Hi, In the meantime, I tried the Rmpi hello world as suggested by Mario. I tried exactly the one given on http://math.acadiau.ca/ACMMaC/Rmpi/sample.html I submitted it to the batch system via: bsub -n 4 -R "select[model==Opteron8380]" mpirun R --no-save -q -f Rmpi_hello_world.R Below is the output. Does anyone know how to interpret the error (and possible how to fix it :-) hopefully that helps solving the doSNOW problem)? Cheers, Marius ## ==== snippet start ==== Sender: LSF System <lsfadmin at a6211> Subject: Job 938942: <mpirun R --no-save -q -f Rmpi_hello_world.R> Done Job <mpirun R --no-save -q -f Rmpi_hello_world.R> was submitted from host <brutus2> by user <hofertj> in cluster <brutus>. Job was executed on host(s) <4*a6211>, in queue <pub.1h>, as user <hofertj> in cluster <brutus>. </cluster/home/math/hofertj> was used as the home directory. </cluster/home/math/hofertj> was used as the working directory. Started at Fri Dec 17 11:35:40 2010 Results reported at Fri Dec 17 11:35:49 2010 Your job looked like: ------------------------------------------------------------ # LSBATCH: User input mpirun R --no-save -q -f Rmpi_hello_world.R ------------------------------------------------------------ Successfully completed. Resource usage summary: CPU time : 4.21 sec. Max Memory : 3 MB Max Swap : 29 MB Max Processes : 1 Max Threads : 1 The output (if any) follows: master (rank 0, comm 1) of size 4 is running on: a6211 slave1 (rank 1, comm 1) of size 4 is running on: a6211 slave2 (rank 2, comm 1) of size 4 is running on: a6211 slave3 (rank 3, comm 1) of size 4 is running on: a6211
## from http://math.acadiau.ca/ACMMaC/Rmpi/sample.html # Load the R MPI package if it is not already loaded. if (!is.loaded("mpi_initialize")) {
+ library("Rmpi")
+ }
# Spawn as many slaves as possible mpi.spawn.Rslaves()

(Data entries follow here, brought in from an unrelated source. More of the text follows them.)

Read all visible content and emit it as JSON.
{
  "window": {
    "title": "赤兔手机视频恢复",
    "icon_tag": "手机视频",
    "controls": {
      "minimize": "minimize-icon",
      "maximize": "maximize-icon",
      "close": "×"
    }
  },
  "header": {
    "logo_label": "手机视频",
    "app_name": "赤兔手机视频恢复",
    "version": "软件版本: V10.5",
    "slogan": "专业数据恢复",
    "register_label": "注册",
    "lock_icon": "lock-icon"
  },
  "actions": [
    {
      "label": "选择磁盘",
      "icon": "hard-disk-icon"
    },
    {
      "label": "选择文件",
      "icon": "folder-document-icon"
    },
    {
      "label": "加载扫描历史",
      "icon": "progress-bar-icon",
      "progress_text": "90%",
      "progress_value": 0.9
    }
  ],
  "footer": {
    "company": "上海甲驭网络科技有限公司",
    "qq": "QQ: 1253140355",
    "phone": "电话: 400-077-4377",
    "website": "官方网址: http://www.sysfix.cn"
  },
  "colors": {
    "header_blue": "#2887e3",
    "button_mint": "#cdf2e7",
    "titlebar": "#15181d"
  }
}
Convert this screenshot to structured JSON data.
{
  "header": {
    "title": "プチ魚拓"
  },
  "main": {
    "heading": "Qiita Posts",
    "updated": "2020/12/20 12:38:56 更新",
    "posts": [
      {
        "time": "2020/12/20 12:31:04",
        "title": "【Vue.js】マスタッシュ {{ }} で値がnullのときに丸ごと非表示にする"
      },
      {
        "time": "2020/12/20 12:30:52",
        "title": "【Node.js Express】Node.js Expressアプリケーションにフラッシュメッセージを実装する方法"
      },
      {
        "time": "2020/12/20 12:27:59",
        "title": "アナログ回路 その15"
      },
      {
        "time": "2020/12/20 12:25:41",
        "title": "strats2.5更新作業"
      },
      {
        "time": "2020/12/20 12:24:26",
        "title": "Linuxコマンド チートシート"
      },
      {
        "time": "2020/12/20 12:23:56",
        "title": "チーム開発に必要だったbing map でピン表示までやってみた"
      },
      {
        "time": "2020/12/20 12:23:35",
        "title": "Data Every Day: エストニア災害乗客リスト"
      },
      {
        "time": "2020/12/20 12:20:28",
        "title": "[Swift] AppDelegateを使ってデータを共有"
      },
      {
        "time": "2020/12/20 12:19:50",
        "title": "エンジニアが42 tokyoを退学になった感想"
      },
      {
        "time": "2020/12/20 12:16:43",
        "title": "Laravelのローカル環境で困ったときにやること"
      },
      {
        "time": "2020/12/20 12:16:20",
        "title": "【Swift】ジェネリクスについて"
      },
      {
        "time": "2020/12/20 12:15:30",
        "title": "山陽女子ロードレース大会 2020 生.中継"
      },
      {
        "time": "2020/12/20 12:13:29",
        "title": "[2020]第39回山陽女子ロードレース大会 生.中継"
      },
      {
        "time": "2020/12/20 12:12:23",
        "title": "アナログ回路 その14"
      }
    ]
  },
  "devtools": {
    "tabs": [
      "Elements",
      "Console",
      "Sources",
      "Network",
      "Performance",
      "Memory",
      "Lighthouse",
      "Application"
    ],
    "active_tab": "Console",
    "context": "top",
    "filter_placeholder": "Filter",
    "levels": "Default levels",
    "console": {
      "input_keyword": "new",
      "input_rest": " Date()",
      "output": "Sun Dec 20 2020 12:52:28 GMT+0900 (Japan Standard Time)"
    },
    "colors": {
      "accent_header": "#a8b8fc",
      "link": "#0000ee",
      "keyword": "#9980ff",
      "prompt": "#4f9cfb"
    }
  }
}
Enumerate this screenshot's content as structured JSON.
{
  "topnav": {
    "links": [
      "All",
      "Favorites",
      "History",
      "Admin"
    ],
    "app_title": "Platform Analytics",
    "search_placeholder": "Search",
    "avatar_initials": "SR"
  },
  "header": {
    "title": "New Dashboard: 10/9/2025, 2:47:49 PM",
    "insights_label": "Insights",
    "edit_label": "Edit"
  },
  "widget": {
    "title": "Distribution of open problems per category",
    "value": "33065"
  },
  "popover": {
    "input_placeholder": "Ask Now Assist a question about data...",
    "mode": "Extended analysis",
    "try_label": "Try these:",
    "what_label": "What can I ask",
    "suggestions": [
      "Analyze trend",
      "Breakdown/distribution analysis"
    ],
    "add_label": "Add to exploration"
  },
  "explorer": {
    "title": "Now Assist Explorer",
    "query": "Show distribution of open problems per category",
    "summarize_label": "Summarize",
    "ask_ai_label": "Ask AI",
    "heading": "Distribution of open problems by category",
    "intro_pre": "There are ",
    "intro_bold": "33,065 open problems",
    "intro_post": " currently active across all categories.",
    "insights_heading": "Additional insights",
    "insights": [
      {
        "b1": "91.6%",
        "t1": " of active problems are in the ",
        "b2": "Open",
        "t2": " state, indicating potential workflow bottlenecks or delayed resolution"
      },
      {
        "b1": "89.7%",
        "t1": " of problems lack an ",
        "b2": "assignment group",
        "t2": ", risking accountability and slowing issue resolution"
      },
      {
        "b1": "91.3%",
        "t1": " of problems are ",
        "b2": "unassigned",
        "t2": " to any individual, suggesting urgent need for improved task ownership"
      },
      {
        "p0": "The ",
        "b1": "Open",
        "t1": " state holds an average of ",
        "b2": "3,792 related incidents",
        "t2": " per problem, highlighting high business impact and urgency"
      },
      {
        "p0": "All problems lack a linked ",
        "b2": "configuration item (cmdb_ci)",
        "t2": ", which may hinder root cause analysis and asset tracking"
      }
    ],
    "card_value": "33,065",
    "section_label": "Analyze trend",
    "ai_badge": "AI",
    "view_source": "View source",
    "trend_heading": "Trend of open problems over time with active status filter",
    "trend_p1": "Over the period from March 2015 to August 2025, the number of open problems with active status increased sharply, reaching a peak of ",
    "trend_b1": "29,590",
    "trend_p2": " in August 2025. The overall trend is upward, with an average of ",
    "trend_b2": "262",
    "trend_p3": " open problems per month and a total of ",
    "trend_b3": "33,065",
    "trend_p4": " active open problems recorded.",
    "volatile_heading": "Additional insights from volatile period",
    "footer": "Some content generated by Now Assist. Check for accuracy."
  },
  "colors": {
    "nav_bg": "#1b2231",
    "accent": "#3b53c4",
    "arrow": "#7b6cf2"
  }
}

Error in mpi.spawn.Rslaves() : It seems there are some slaves running on comm 1
# In case R exits unexpectedly, have it automatically clean up
# resources taken up by Rmpi (slaves, memory, etc...)
.Last <- function(){
+ if (is.loaded("mpi_initialize")){
+ if (mpi.comm.size(1) > 0){
+ print("Please use mpi.close.Rslaves() to close slaves.")
+ mpi.close.Rslaves()
+ }
+ print("Please use mpi.quit() to quit R")
+ .Call("mpi_finalize")
+ }
+ }
# Tell all slaves to return a message identifying themselves
mpi.remote.exec(paste("I am",mpi.comm.rank(),"of",mpi.comm.size()))
$slave1 [1] "I am 1 of 4" $slave2 [1] "I am 2 of 4" $slave3 [1] "I am 3 of 4"
# Tell all slaves to close down, and exit the program mpi.close.Rslaves()
[1] 1
mpi.quit()
## ==== snippet end ====
On 2010-12-17, at 08:19 , Mario Valle wrote:
Good morning Marius!
I try to make parallels to my experience with snofall.
One was the number of jobs, the other hanging R processes around the cluster, another due to
mpich2 configuration on the cluster (does not allow MPI spawn processes).
Have you tried the Rmpi examples alone?
Have you tried the classical MPI "Hello world" application, just to exclude problems with MPI alone.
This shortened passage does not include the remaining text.